UPD: If the statements above are true, then aligning the AGI might be easier than we think, since the takeover itself would be more like the actions that are already condemned by the mankind as colonialism.
UPD2: the AGI is even less likely to become economically feasible without discoveries in neuromorphic calculations. Indeed, the average hourly revenue of an American worker is less than 30 dollars. Similarly, at the time of writing there doesn't appear to be a country where an average worker would receive salaries exceeding the ones in the USA more than twice; attempts to find out whether there exists a job in the USA worth more than $100 an hour are met with metric saturation. The Claude 3.7 sonnet model measured for Metr's law does NOT perform well given a task that requires more than an hour of coding and displays a poor performance given non-coding-related tasks like Humanity's Last Exam or solving puzzles. Metr's law implies that the recently-created o3 model, which costs 200 dollars per task, is unlikely to complete a task whose length is more than 2 hours. In other words, o3 is unlikely to be worth using at a job worth less than $100 per hour (which is nearly every job in the USA!) The average hourly wages are highly unlikely to exceed $1000 at any occupation in the USA and $2000 at any occupation in the world, rendering it impractical to use a hypothetical AGI anywhere.
2 comments
Comments sorted by top scores.
comment by Xodarap · 2025-03-28T20:43:07.958Z · LW(p) · GW(p)
The METR report you cite finds that LLMs are vastly cheaper than humans when they do succeed, even for longer tasks:
The ARC-AGI results you cite feel somewhat hard to interpret: they may indicate that the very first models with some capability will be extremely expensive to run, but don't necessarily mean that human-level performance will forever be expensive.
Replies from: StanislavKrym↑ comment by StanislavKrym · 2025-03-28T22:11:53.035Z · LW(p) · GW(p)
Thank you for pointing at the cost graph.
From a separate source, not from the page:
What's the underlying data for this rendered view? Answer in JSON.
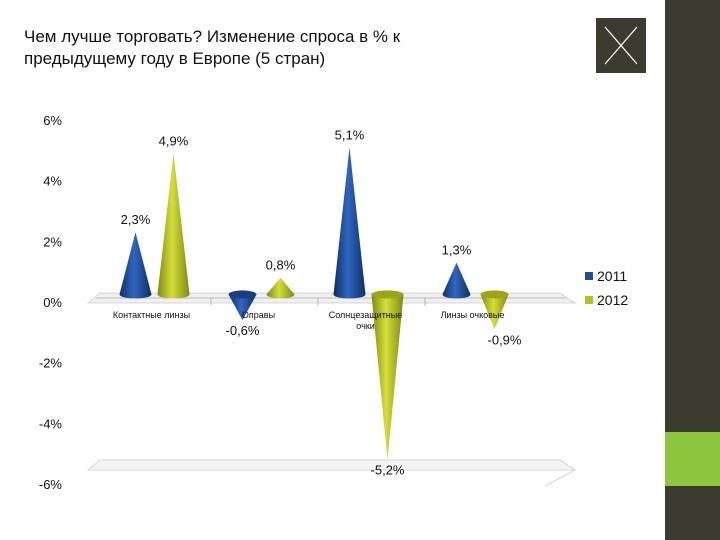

It is the ratio of the cost of a SUCCESSFUL run to the cost of hiring a human. But what if we take the failed runs into account as well? I wonder if the total cost of failed and successful runs is 10 times bigger for 8-hour-length tasks, placing far more tasks above the threshold.
UPD: the o3-mini is about 30 times cheaper than o1, not 7. Then the cost of o3-low might be increased just 16 times, yielding the AGI costing $3200 per use (for what long tasks, exactly?)
UPD2: I messed up the count. The model o3-mini (low) costs $0.040, while o3(low) costs $200, meaning a 5000 times increase, not a 500 times.